1 The title is a reference to a film by William Friedkins, To Live and Die in L.A. (USA 1985).
2 USA 2003.
3 Mike Davis, City of Quartz, New York, 1990, p. 23. Beyond its myriad rhetorics and mirages, it can be presumed that the city actually exists.
4 Barbara Thornberg, Koenig’s Case Study House No. 22 as home, in: L.A. Times, June 27, 2009.
5 Jacques Rancière, The Politics of Aesthetics, London 2004, p. 38.

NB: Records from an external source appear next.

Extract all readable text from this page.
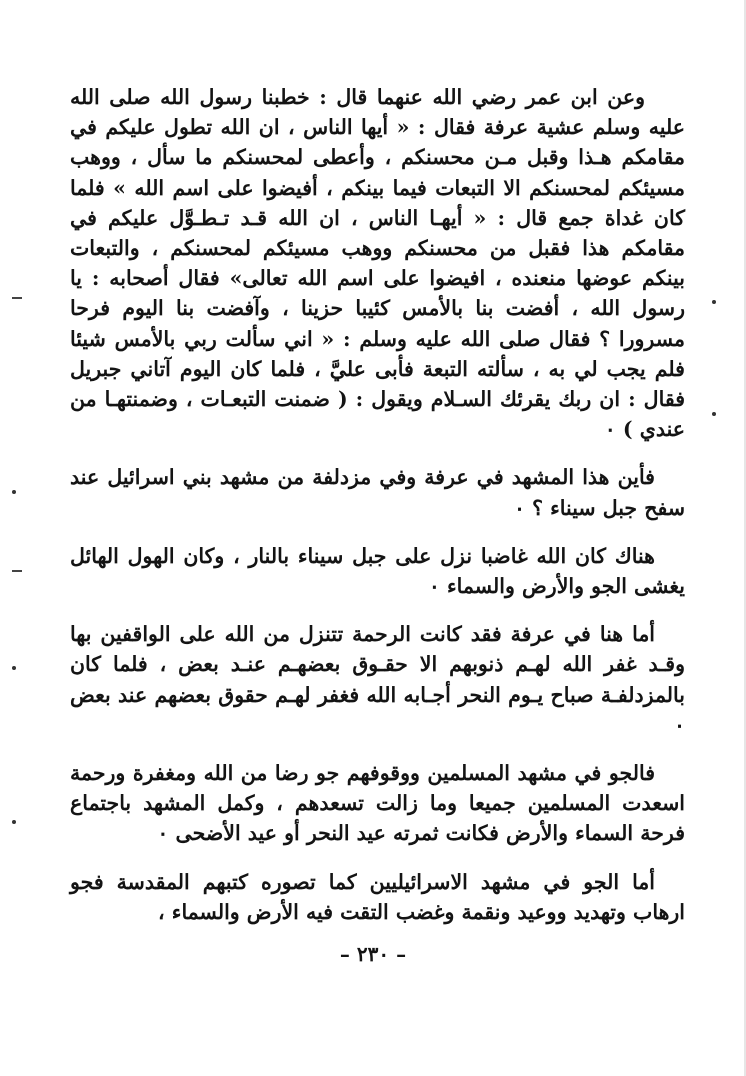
وعن ابن عمر رضي الله عنهما قال : خطبنا رسول الله صلى الله عليه وسلم عشية عرفة فقال : « أيها الناس ، ان الله تطول عليكم في مقامكم هـذا وقبل مـن محسنكم ، وأعطى لمحسنكم ما سأل ، ووهب مسيئكم لمحسنكم الا التبعات فيما بينكم ، أفيضوا على اسم الله » فلما كان غداة جمع قال : « أيهـا الناس ، ان الله قـد تـطـوَّل عليكم في مقامكم هذا فقبل من محسنكم ووهب مسيئكم لمحسنكم ، والتبعات بينكم عوضها منعنده ، افيضوا على اسم الله تعالى» فقال أصحابه : يا رسول الله ، أفضت بنا بالأمس كئيبا حزينا ، وآفضت بنا اليوم فرحا مسرورا ؟ فقال صلى الله عليه وسلم : « اني سألت ربي بالأمس شيئا فلم يجب لي به ، سألته التبعة فأبى عليَّ ، فلما كان اليوم آتاني جبريل فقال : ان ربك يقرئك السـلام ويقول : ( ضمنت التبعـات ، وضمنتهـا من عندي ) ٠

فأين هذا المشهد في عرفة وفي مزدلفة من مشهد بني اسرائيل عند سفح جبل سيناء ؟ ٠

هناك كان الله غاضبا نزل على جبل سيناء بالنار ، وكان الهول الهائل يغشى الجو والأرض والسماء ٠

أما هنا في عرفة فقد كانت الرحمة تتنزل من الله على الواقفين بها وقـد غفر الله لهـم ذنوبهم الا حقـوق بعضهـم عنـد بعض ، فلما كان بالمزدلفـة صباح يـوم النحر أجـابه الله فغفر لهـم حقوق بعضهم عند بعض ٠

فالجو في مشهد المسلمين ووقوفهم جو رضا من الله ومغفرة ورحمة اسعدت المسلمين جميعا وما زالت تسعدهم ، وكمل المشهد باجتماع فرحة السماء والأرض فكانت ثمرته عيد النحر أو عيد الأضحى ٠

أما الجو في مشهد الاسرائيليين كما تصوره كتبهم المقدسة فجو ارهاب وتهديد ووعيد ونقمة وغضب التقت فيه الأرض والسماء ،

– ٢٣٠ –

6 Bruno Lessard, Missed Encounters: Film Theory and Expanded Cinema, in: Refractory, Vol. 14, Dec. 2008, http://refractory.unimelb.edu.au/2008/12/26/missed-encounters-film-theory-and-expanded-cinema-%E2%80%93-bruno-lessard accessed on March 14, 2012.
7 Norman Klein, The History of Forgetting: Los Angeles and the Erasure of Memory, New York, 1997.
8 Norman Klein, from Critical Conversations, lecture given at the USC Roski School of Fine Arts, February 9, 2009.
9 Beatriz Colomina, The Media House, in: Assemblage No. 27, August 1995, p. 56.
10 Arne De Boever, Formations of Collapse, lecture given at the Center for Integrated Media (California Institute of the Arts), November 21, 2011. For historical and theoretical background, see his book States of Exception in the Contemporary Novel, Continuum, 2012.